Was genau meinst du mit "Grafikfunktionen"? Sowas wie JOGL wirst du vermutlich schon gefunden haben. Ansonsten kannst du davon ausgehen, dass es nicht vollkommen trivial ist, dafür zu sorgen, dass bei "g.drawOval(...)" auf Windows, Linux und MacOS ein immer gleich aussehendes Oval in einem Fenster erscheint..........


----------



## Waljakov (6. Apr 2009)

Mhh, also JOGL ist ja mehr oder weniger eine Portierung.
Aber was ich meine, ist, wie man etwas zeichnet ohne eine bestehende Grafik-API zu verwenden. Also wenn man selbst eine schreiben wollte (ich will es nicht, aber es interessiert mich), wo müsste man da ansetzen? Ist sowas in Java überhaupt möglich oder müsste man sich da an einer etwas hardwarenäheren Sprache wie C/C++ orientieren?
Oder ist die AWT komplett in Java geschrieben?
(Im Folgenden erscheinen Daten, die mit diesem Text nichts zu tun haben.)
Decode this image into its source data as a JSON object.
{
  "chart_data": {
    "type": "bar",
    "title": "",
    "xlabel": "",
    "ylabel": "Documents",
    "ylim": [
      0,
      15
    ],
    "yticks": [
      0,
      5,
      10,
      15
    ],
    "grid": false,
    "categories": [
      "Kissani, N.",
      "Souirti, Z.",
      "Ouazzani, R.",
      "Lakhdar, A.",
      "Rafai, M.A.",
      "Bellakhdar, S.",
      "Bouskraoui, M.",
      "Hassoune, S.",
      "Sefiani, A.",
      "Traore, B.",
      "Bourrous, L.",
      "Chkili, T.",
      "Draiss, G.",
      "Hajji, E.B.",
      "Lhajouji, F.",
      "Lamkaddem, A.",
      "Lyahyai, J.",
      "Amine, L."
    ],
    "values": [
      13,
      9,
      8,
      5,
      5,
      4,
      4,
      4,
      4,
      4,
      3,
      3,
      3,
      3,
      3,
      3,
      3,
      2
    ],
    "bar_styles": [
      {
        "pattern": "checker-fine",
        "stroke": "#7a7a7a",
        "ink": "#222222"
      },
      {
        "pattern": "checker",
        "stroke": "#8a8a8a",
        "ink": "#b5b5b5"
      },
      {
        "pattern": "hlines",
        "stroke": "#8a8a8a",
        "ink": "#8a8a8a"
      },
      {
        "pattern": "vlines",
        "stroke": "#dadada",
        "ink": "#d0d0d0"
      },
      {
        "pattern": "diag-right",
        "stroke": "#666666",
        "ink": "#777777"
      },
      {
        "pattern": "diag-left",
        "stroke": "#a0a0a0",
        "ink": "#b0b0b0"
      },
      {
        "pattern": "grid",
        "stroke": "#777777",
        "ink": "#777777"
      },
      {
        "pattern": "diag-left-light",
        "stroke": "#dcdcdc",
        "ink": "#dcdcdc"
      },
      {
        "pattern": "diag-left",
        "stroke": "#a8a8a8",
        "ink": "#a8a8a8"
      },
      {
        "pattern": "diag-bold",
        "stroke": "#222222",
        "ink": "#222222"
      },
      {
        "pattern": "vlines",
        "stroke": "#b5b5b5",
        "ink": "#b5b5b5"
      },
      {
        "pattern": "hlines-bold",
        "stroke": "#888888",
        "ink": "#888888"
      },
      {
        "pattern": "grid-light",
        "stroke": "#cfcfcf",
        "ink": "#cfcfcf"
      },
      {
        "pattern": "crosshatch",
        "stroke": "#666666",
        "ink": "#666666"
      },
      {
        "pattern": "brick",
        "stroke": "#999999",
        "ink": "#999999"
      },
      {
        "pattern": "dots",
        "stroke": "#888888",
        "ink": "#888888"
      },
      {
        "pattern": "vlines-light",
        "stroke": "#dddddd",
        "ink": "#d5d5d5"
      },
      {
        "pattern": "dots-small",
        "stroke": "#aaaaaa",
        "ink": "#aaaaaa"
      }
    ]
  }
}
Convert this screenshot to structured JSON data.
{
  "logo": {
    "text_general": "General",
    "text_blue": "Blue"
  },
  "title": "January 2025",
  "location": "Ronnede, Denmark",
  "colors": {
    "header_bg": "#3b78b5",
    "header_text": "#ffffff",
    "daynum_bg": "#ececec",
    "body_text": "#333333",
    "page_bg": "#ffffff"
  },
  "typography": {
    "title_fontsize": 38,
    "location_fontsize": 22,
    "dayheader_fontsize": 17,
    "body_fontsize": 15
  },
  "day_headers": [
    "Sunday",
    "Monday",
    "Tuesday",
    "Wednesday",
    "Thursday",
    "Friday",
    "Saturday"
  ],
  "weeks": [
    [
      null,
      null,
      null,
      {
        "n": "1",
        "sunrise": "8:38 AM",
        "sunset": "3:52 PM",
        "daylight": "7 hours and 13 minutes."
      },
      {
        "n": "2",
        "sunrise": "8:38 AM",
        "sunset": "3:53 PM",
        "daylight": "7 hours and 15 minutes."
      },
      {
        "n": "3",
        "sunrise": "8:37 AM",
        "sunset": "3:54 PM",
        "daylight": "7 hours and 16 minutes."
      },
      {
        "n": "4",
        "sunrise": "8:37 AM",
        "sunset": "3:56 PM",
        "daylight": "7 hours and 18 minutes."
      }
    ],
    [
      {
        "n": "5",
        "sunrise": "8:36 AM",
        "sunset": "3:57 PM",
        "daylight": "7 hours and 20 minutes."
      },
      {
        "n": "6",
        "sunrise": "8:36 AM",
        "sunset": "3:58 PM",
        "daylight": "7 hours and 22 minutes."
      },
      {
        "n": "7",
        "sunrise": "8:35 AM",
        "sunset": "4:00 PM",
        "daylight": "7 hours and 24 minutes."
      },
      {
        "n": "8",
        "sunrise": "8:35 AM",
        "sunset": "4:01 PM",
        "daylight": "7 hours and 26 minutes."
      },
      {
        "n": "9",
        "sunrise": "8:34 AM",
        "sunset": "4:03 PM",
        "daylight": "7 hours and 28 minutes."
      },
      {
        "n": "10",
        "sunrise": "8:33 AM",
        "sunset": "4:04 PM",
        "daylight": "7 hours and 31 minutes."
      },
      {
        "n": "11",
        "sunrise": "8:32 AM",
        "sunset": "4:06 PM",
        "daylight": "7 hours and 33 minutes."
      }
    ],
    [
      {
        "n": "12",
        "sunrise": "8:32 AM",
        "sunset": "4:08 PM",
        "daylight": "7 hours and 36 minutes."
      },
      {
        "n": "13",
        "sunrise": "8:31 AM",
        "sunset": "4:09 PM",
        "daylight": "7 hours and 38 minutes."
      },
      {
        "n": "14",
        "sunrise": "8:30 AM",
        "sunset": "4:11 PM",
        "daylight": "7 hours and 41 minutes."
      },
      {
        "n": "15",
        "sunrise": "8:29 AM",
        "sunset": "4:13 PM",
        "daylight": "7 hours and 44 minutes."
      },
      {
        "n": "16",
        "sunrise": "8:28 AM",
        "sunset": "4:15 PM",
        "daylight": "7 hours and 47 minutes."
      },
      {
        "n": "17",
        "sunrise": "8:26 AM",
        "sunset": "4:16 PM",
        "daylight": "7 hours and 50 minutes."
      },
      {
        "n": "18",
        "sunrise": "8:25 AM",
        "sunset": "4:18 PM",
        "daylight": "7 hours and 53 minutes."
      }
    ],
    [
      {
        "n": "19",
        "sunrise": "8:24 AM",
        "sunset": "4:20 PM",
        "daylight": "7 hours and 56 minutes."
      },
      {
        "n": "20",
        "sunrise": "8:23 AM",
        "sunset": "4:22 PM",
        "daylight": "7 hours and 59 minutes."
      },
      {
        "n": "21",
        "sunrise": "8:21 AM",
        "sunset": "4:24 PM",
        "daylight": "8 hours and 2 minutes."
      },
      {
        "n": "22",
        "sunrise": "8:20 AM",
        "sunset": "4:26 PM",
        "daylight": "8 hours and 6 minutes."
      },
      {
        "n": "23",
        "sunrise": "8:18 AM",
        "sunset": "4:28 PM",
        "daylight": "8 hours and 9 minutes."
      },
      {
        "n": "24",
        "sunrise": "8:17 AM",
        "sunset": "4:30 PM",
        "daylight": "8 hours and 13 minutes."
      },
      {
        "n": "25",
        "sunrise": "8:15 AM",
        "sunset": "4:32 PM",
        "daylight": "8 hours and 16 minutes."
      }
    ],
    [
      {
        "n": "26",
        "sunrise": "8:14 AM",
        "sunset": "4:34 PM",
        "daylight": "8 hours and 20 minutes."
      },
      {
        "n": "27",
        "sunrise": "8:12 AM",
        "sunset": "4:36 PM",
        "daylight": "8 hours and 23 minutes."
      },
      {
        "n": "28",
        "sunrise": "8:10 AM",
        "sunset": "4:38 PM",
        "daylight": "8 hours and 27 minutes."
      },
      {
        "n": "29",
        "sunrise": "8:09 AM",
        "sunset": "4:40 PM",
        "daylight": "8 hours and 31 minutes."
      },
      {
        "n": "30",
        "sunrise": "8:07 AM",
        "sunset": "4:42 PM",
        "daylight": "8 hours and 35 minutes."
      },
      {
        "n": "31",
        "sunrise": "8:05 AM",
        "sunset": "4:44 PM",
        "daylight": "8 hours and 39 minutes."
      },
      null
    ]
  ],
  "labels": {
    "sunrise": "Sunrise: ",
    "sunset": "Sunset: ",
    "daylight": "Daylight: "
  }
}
Ich suche einfach etwas Literatur darüber.


----------



## Noctarius (6. Apr 2009)

Die Grundlagen (z.B. DirectX Zugriffe) müsstest du kompeltt in C / C++ implementieren und über JNI (Java Native Interface) in Java laden. Dort könntest du dann die ganzen Higher-Level Funktionen ohne direkten Zugriff auf die Hardware einbauen.

Vollständig in Java wäre es nur auf Systemen möglich, welche entweder einen Prozessor haben, der ansich schon Java ausführen kann (einige Embedded Prozessoren) oder wie unter Solaris, wo das Betriebssystem eine entsprechende Schnittstelle zur "Treiber- und hardwarenahen Programmierung" zur Verfügung stellt.


----------



## Waljakov (6. Apr 2009)

Gibt es da eventuell Literatur/Tutorals, etc. zu?


----------



## Noctarius (6. Apr 2009)

Waljakov hat gesagt.:


> Gibt es da eventuell Literatur/Tutorals, etc. zu?



Java Native Interface ? Wikipedia


----------



## Waljakov (7. Apr 2009)

Okay, danke an alle!


----------